Carnivorous grasshopper mice (Onychomys) and their chemically-defended prey (scorpions, darkling beetles, centipedes, tarantulas) provide a powerful, ecologically relevant model for examining the role of ion channels in sensory and neuromuscular adaptations that mediate predatory behavior.

Neurotoxins that target sensory neurons and muscle cells offer a unique opportunity to explore the molecular mechanisms by which animals transduce sensory stimuli into electrical signals, interpret signals, and generate motor responses. We use scorpion venom toxins and noxious beetle sprays for studying the proteins (ion channels) expressed in sensory neurons that encode information about external stimuli and in muscle cells that regulate responses to that information.

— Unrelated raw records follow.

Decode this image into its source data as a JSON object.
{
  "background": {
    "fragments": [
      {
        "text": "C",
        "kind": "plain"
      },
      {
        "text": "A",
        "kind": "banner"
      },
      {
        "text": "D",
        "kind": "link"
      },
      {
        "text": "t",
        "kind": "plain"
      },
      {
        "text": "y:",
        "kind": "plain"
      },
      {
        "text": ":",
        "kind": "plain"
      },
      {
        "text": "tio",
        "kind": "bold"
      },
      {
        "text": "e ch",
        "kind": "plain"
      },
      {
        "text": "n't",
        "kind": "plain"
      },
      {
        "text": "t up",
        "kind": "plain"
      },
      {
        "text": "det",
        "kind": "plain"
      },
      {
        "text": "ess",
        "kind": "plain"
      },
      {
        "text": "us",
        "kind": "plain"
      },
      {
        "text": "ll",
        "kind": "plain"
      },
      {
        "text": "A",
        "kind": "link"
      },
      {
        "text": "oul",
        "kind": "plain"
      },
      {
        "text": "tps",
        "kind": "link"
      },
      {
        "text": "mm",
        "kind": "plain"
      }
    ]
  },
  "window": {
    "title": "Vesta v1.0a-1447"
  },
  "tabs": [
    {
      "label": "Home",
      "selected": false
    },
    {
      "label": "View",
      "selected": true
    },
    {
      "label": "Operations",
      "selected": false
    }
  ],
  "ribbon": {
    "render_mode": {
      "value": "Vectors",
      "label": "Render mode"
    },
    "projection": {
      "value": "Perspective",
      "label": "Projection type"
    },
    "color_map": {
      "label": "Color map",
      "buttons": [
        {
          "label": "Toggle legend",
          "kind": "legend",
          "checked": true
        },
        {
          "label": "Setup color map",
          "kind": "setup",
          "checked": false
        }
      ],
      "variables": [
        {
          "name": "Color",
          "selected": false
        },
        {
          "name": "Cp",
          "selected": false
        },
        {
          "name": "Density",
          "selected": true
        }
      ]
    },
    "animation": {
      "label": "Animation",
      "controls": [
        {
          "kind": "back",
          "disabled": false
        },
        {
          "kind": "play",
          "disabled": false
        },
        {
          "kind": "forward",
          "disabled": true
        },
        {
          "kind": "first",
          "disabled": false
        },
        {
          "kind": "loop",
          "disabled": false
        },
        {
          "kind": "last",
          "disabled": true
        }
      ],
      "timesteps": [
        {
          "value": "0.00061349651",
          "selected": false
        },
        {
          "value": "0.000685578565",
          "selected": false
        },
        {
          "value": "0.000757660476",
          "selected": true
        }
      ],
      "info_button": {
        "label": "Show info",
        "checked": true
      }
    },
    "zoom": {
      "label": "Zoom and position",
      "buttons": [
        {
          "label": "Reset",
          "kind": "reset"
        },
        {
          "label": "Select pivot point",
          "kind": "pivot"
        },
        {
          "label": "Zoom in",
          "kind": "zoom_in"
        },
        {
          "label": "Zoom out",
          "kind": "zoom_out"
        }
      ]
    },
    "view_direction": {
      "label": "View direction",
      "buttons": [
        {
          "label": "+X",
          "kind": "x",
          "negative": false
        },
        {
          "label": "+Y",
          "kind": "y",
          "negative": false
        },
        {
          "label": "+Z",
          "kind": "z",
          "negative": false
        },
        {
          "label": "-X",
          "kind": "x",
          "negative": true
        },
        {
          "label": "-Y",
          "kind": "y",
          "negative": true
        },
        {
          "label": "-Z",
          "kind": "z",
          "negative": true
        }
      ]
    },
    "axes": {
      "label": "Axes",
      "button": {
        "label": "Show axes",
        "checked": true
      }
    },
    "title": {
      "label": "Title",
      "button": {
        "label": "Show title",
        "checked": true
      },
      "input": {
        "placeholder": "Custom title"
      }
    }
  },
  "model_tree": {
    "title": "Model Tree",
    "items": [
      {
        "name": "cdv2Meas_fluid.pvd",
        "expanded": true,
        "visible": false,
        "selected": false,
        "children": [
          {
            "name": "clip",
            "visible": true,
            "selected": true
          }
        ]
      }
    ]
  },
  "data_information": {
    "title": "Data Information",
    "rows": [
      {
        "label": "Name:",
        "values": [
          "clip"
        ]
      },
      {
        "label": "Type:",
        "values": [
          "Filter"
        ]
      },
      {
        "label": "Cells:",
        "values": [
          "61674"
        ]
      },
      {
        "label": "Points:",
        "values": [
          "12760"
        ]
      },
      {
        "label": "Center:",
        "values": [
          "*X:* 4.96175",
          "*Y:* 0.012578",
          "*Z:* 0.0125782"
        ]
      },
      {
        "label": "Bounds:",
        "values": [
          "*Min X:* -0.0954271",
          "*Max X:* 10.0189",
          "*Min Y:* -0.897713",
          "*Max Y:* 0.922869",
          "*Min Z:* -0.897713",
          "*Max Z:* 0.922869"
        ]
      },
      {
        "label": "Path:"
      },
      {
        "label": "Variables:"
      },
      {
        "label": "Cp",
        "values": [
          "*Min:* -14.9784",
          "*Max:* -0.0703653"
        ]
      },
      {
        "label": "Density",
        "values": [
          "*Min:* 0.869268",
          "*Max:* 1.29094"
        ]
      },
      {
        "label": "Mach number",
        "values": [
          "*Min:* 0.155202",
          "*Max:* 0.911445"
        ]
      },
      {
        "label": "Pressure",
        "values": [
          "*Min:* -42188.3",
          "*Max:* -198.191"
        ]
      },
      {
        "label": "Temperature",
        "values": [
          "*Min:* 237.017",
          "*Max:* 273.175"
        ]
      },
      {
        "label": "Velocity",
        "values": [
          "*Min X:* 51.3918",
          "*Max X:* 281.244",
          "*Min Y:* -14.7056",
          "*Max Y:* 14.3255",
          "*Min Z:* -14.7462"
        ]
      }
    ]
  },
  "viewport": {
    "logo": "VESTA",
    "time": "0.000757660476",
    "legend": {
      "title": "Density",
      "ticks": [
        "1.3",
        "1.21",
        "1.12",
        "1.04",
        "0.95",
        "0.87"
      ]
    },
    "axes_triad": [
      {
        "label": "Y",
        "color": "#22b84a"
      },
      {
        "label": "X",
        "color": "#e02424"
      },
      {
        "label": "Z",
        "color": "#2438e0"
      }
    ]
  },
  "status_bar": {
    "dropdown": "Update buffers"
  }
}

Bark scorpions (Centruroides) produce toxins (peptides) that bind ion channels, disrupting nerve signaling and muscle contraction. Toxins that bind sensory neurons cause burning pain, and sensitivity to touch, pressure and temperature. The toxins do not cause tissue damage; they bind sodium (Na+) and potassium (K+) ion channels in sensory neurons that regulate responses to chemical, mechanical and thermal stimuli. Thus, the toxins are excellent tools for probing the structure and function of ion channels in sensory neurons, and for exploring how channels work together to regulate neuronal excitability.

Darkling beetles (Eleodes) produce an acidic cocktail containing benzoquinones that they spray in the face of their predators causing irritation of the eyes, mouth, upper and lower airways. The spray activates TRPA1 and TRPV1 expressed in sensory neurons, which then initiates an inflammatory response in sensitive animals.

Grasshopper mice, predators of bark scorpions and darkling beetles, have evolved resistance to painful venom peptides and beetle sprays via modifications to their sensory ion channels. The mice provide an ideal model to study sensorimotor processes and behavior because they exhibit differential sensory and neuromuscular phenotypes that can be linked to genetic variation in ion channel genes.